Risalgo al mio piccolo nucleo familiare per dirvi quanto amammo la Famiglia e la quiete domestica. Ebbi dal mio adorato sposo, soltanto una figlia, Isabella, ma la critica le appioppò altri due fratelli che, poi, non le somigliavano per niente.
Robert fu l'autore e i regista dello sceneggiato “Roma, città aperta”. L'opera ebbe un immediato successo  perché gli “esperti”, non ebbero il tempo di rovinarla.
Successivamente venne impoverita e menomata della parte più bella. Robert, ne soffrì moltissimo.
“Sono adirato,” scriveva a Indro Montanelli, “perché le parti più belle della mia opera, sono state tagliate e quasi messe all'indice."
“Ma non provate più,” scriveva agli alti funzionari, “non sia più che vi permettete di manipolare una mia opera; ve lo dico col cuore di un padre."
Da quel momento, finsero di lasciarlo in pace, ma ogni sua opera, non veniva degnata di considerazione, mentre tutti gli onori andavano a Fellini, per il fatto che si era saputo adattare in una società irrequieta e bizzarra.
Vi chiederete quale fosse il lavoro di Roberto Rossellini, all'interno di Cinecittà; per parecchio tempo, Egli si sobbarcò al compito di correttore di bozze. Poi, gli “esperti”, non essendo contenti nemmeno delle sue correzioni orto-sintattiche, lo congedavano con un piccolo fisso mensile, in cambio del silenzio stampa. Ma fu, a questo punto che Robert, non potendone più, andò su tutte le furie. “Ho chinato fin'ora la testa a tutte le vostre bizzarrie... Ma io non sono un menomato mentale... Pregate che non avvenga che con la mia famiglia, lasci l'Italia... Ma se ciò dovesse avvenire... Sarete svergognati, in qualunque parte del globo, dovessimo trovarci. Il paese, ritenuto il più miserevole, non ugualia l'Italia per meschinità."
Dopo aver ponderato, ogni possibile soluzione, ci risolvemmo, a trasferirci in Bulgaria.

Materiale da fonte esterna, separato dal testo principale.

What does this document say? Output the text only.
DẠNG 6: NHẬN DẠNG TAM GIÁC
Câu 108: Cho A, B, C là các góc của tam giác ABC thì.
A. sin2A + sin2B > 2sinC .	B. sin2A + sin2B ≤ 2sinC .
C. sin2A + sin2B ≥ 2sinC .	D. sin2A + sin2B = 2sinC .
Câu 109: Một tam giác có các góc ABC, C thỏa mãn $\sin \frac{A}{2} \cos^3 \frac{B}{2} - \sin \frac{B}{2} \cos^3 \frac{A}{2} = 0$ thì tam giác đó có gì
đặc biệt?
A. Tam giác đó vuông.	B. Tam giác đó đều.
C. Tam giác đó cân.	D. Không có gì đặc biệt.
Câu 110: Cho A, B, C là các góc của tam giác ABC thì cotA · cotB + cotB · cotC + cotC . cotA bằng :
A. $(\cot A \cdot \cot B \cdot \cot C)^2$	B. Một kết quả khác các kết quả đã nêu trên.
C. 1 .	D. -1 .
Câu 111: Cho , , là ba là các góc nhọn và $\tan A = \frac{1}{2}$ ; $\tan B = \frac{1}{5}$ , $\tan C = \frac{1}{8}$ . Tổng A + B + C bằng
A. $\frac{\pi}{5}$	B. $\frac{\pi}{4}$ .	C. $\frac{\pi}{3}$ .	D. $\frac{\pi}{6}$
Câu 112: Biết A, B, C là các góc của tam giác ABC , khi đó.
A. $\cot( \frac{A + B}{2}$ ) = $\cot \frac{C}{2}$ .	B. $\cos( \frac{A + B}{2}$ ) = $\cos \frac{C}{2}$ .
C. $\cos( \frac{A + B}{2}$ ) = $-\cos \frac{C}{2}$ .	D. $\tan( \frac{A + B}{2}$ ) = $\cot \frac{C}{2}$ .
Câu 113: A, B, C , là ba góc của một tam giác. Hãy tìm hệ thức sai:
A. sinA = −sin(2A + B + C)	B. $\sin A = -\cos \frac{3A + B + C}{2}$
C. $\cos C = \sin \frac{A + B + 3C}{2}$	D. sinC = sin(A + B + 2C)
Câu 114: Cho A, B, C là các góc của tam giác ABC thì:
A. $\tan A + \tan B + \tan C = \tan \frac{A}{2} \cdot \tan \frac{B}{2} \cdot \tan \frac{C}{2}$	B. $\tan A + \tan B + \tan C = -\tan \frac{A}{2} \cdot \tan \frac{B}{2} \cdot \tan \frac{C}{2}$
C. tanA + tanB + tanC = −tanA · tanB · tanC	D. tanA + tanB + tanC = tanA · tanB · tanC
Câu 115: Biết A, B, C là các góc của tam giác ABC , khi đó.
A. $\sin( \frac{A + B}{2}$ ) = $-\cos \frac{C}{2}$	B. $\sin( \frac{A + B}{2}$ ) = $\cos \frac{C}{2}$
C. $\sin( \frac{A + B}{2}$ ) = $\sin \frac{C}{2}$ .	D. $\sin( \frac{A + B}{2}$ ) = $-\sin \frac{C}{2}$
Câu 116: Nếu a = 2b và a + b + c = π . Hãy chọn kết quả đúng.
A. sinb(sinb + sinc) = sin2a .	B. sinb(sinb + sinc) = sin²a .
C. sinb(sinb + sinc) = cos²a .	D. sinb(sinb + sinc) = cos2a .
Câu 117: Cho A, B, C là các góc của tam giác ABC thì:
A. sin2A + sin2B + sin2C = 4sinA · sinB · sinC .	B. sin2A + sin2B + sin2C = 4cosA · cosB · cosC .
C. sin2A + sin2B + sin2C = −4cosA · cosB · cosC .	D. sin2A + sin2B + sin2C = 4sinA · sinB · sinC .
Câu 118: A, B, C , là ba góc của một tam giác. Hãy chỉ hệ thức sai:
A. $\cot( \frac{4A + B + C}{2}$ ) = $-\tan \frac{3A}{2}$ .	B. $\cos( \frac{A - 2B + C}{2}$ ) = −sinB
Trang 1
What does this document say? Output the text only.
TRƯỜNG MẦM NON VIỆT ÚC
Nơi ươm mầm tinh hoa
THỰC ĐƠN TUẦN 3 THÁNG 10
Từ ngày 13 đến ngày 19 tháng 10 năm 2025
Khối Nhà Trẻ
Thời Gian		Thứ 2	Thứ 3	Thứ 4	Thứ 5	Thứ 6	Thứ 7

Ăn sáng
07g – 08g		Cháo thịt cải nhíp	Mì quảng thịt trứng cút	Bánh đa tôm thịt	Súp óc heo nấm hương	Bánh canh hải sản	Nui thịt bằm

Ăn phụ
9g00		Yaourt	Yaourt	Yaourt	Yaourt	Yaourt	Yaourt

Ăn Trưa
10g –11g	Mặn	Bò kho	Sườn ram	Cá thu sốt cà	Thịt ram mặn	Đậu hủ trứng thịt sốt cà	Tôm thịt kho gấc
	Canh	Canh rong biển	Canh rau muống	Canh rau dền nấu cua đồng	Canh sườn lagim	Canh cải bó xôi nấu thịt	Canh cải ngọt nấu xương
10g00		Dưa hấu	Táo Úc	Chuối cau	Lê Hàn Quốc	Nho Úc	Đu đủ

La casa che comperammo era modesta, ma a me piacque subito per quell'enorme ciliegio che era all'ingresso. Quando arrivammo, eravamo molto stanchi; per un anno non uscimmo di casa, anche perché ci deluse, la fredda accoglienza del vicinato. Avevamo sentito parole ben scandite rivolte a Noi: “Vogliono condurre una vita da pascià, sulle spalle di noi che siamo poveri diavoli.” Ci amareggiammo profondamente, a tal punto, che Robert, non voleva uscire, nemmeno per far due passi. Egli sapeva però, che io avevo un hobby, uscire di tanto, in tanto a comprare qualche piccolo oggetto per la casa, un quadretto, una statuina, ecc. Nel paese non c'era nulla... Perciò Egli stesso mi dava il permesso di andare a curiosare in cittadine più vitali. “Spero presto” mi diceva, “di poterti accompagnare. Tu sai che è necessario prendere l'aereo ed io per il momento, non mi sento. Non so se sia paura... ma se così fosse, non ti lascerei andare... Forse è una forte depressione.” Fu così che un giorno, mi trovai in una cittadina dove si erano inaugurati i mercati generali. Davo un'occhiata un po' a tutto, ma non c’era nulla che mi attraesse veramente. Infine, i miei occhi si posarono su di un angioletto, sopra una scatola di legno... Quella scatola avrebbe potuto essere una bara, ma non essendo superstiziosa, lo prendevo  insieme ad una anforetta in stile gotico che avevo visto subito dopo. Non sono, mi dissi oggetti singolari, ma è sempre meglio che ritornare a casa con le mani vuote. Mentre la commessa, me li incartava, un annuncio, mi fece trasalire: “La signora Rossellini, si porti in direzione, per comunicazioni urgenti."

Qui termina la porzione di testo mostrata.